With the patch as last posted applied, I see three regression test
failures. The first one is for this query:
 explain (verbose, costs off) select * from unique_tbl_p t1, unique_tbl_p t2 where (t1.a, t2.a) in (select a, a from unique_tbl_p t3) order by t1.a, t2.a;

You earlier requested a case, where we can in fact measure an advantage of the new plan. I think we won't be able to get rid of the disadvantages. You said yourself beautifully:

On 2025-01-02 20:43:12, Robert Haas wrote:
I don't actually have a clear understanding of why we need this. In
https://www.postgresql.org/message-id/CAKZiRmyaFFvxyEYGG_hu0F-EVEcqcnveH23MULhW6UY_jwykGw%40mail.gmail.com
Jakub says that an EDB customer experienced a case where the
partitionwise plan took 530+s and the non-partitionwise plan took 23s,
but unfortunately there's no public test case, and in the examples
shared publicly, either the partionwise plan is actually slower but is
mistakenly estimated to be faster, or the two are extremely close to
the same speed so it doesn't really matter. So the customer scenario
(which is not public) is justification for a code-change, but the
publicly-posted examples, as far as I can see, are not.

The Q1 you mentioned sadly isn't a real test case, where I can measure performance impact. More an academic difference in costs, which I don't fully comprehend as of now.

On 2025-10-28 21:17, Robert Haas wrote:

[...]In the Q1 case, above, we
apparently reduce the cost specifically by not flushing the path list.
But here, we just end up picking a nearly equivalent path with a
nearly-equivalent cost.
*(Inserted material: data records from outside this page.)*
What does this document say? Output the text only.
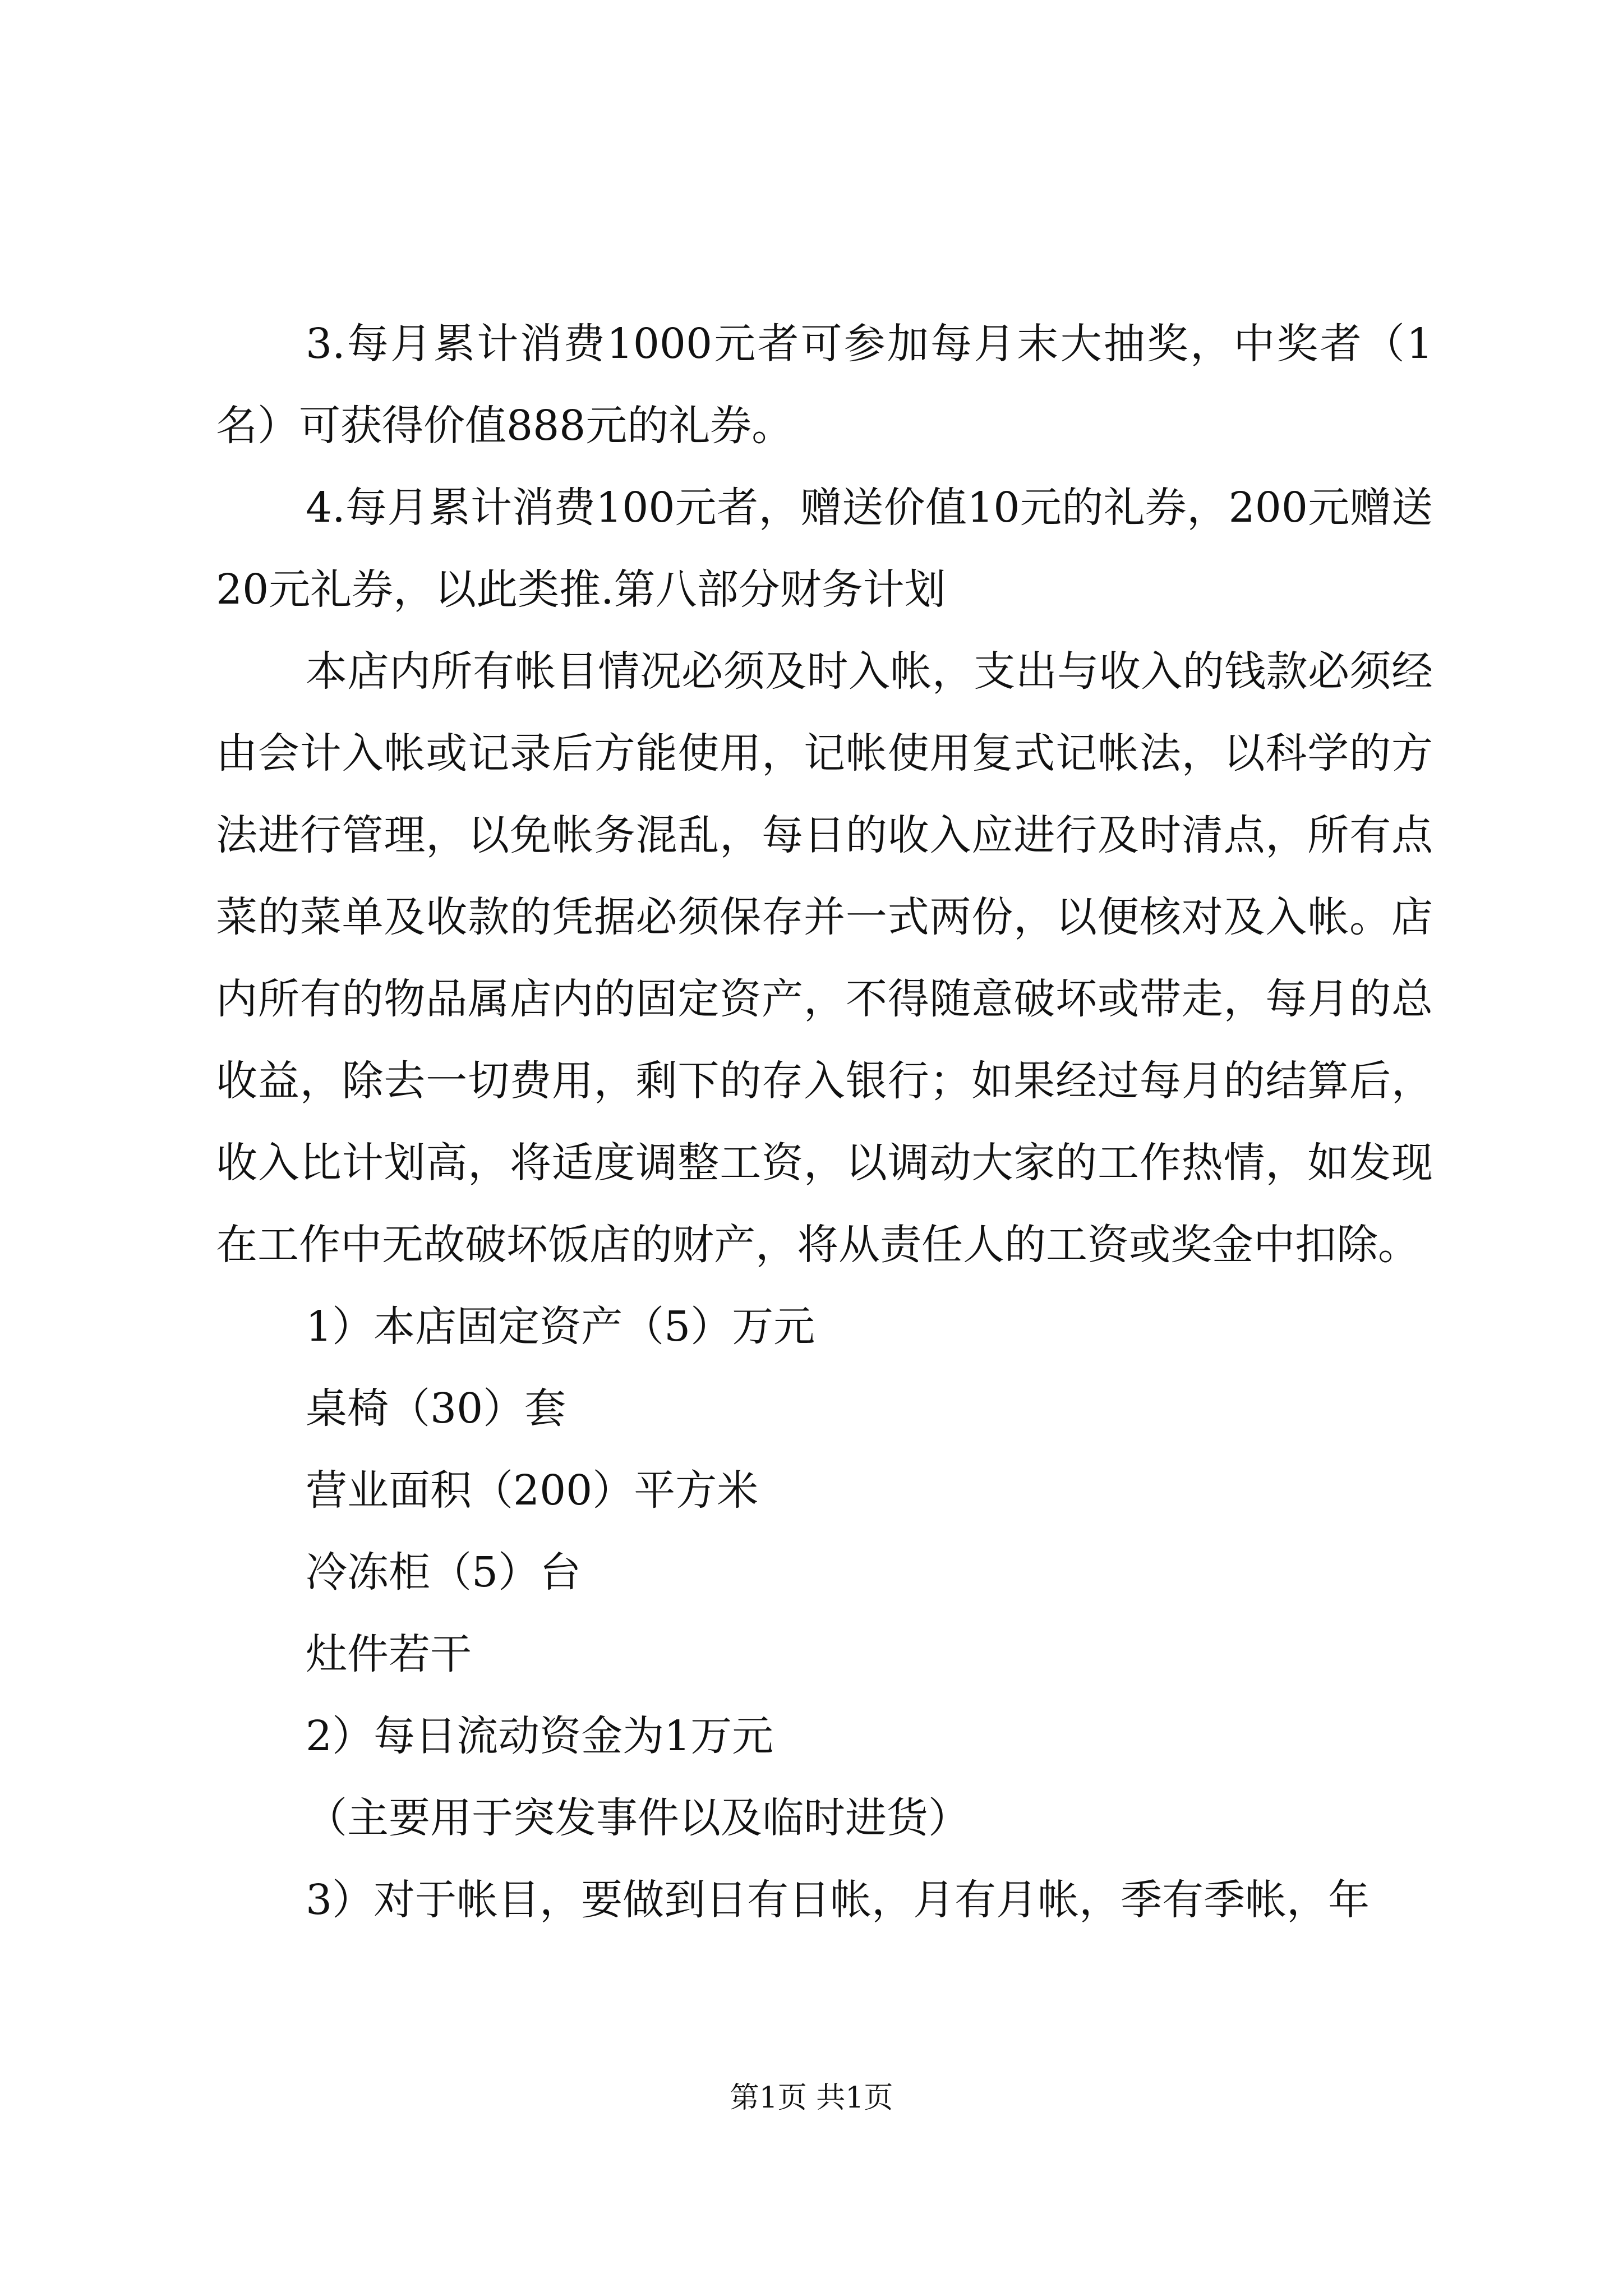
3.每月累计消费1000元者可参加每月末大抽奖，中奖者（1名）可获得价值888元的礼券。

4.每月累计消费100元者，赠送价值10元的礼券，200元赠送20元礼券，以此类推.第八部分财务计划

本店内所有帐目情况必须及时入帐，支出与收入的钱款必须经由会计入帐或记录后方能使用，记帐使用复式记帐法，以科学的方法进行管理，以免帐务混乱，每日的收入应进行及时清点，所有点菜的菜单及收款的凭据必须保存并一式两份，以便核对及入帐。店内所有的物品属店内的固定资产，不得随意破坏或带走，每月的总收益，除去一切费用，剩下的存入银行；如果经过每月的结算后，收入比计划高，将适度调整工资，以调动大家的工作热情，如发现在工作中无故破坏饭店的财产，将从责任人的工资或奖金中扣除。

1）本店固定资产（5）万元

桌椅（30）套

营业面积（200）平方米

冷冻柜（5）台

灶件若干

2）每日流动资金为1万元

（主要用于突发事件以及临时进货）

3）对于帐目，要做到日有日帐，月有月帐，季有季帐，年

第1页 共1页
At least, that means the test case isn't
likely to be stable, and we could just patch around that, as Ashutosh
did, by suppressing partitionwise join (it is not clear whether this
compromises the goals of the test case, but it's not obvious that it
does). But it might also be taken as a worrying indication that plans
of this form are going to come out as either partitionwise or not
based on essentially random factors, which could be viewed as a flaw
in the approach. I'm not really sure which way to view it, and if is a
flaw in the approach, then I'm not sure what to do instead.
While this is probably a common occurrence, the use of CPU cycles is close enough, that I suspect this wouldn't be a massive issue. The main problem I see between these two very similar plans seem to me the potentially very different memory footprint. The work_mem spill file is still independent per worker node. With the patch, I can easily see a world, where that never becomes a problem on some development database, but on the nearly identical live database. This behavior seems incredibly hard to test for.
Thoughts?

Did you encounter a case a in production, that made you reevaluate this thread? If so a public reproducer would be very appreciated.